Theory of spin waves in ferromagnetic (Ga,Mn)As

TL;DR

This paper develops a theoretical framework for understanding spin waves and magnetic anisotropy in (Ga,Mn)As, linking atomic interactions to macroscopic magnetic properties and explaining experimental observations.

Contribution

It introduces a variational-perturbation calculus approach to connect atomic quantum mechanics with macroscopic magnetic behavior in (Ga,Mn)As.

Findings

Dzyaloshinskii-Moriya interaction causes cycloidal spin structures.

Surface-like anisotropy appears in thicker films.

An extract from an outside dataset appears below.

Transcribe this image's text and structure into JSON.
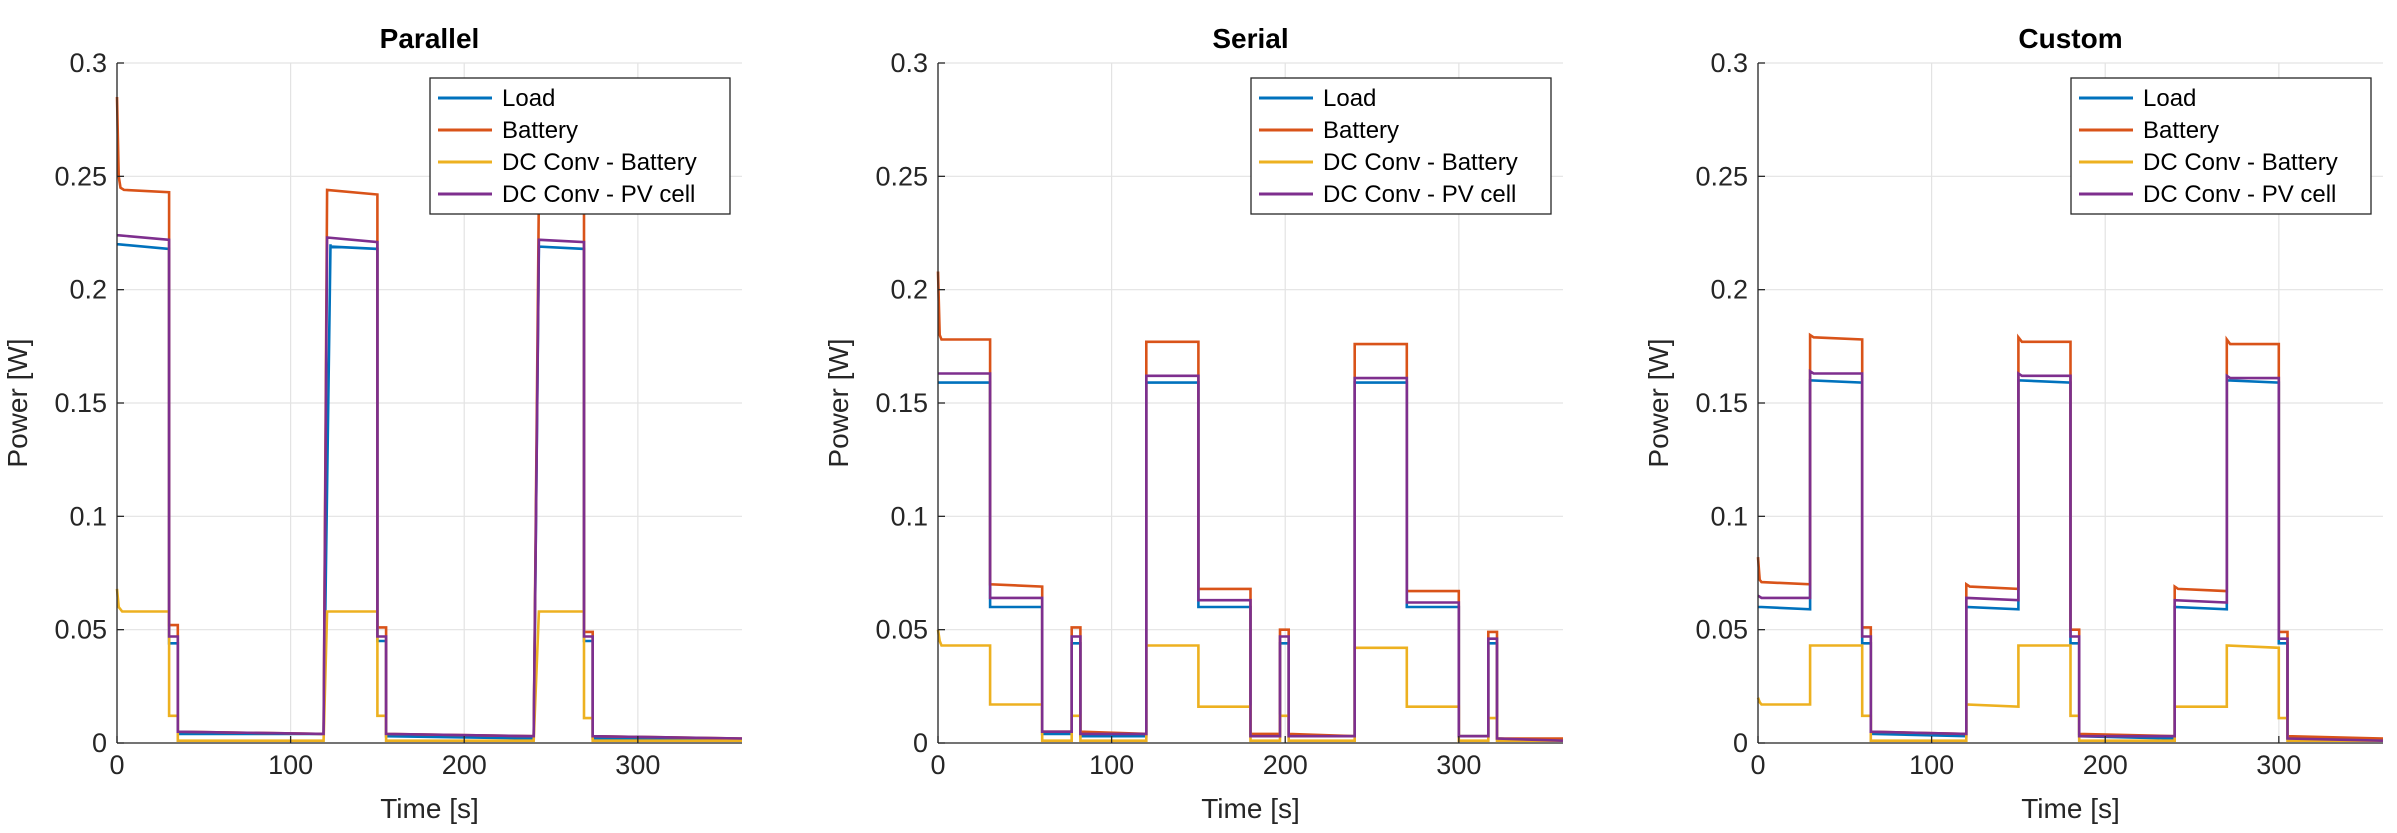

The theory matches some experimental stiffness values but not all.

Abstract

The collective behavior of spins in a dilute magnetic semiconductor is determined by their mutual interactions and influenced by the underlying crystal structure. Hence, we begin with the atomic quantum-mechanical description of this system using the proposed variational-perturbation calculus, and then turn to the emerging macroscopic picture employing phenomenological constants. Within this framework we study spin waves and exchange stiffness in the p-d Zener model of (Ga,Mn)As, its thin layers and bulk crystals described by the spds* tight-binding approximation. Analyzing the anisotropic part of exchange, we find that the Dzyaloshinskii-Moriya interaction may lead to the cycloidal spin arrangement and uniaxial in-plane anisotropy in thin layers, resulting in a surface-like anisotropy in thicker films. We also derive and discuss the spin-wave contribution to magnetization and Curie temperature. Our theory reconstructs the values of stiffness determined from the temperature dependence of magnetization, but reproduces only partly those obtained from analyzing precession modes in (Ga,Mn)As thin films.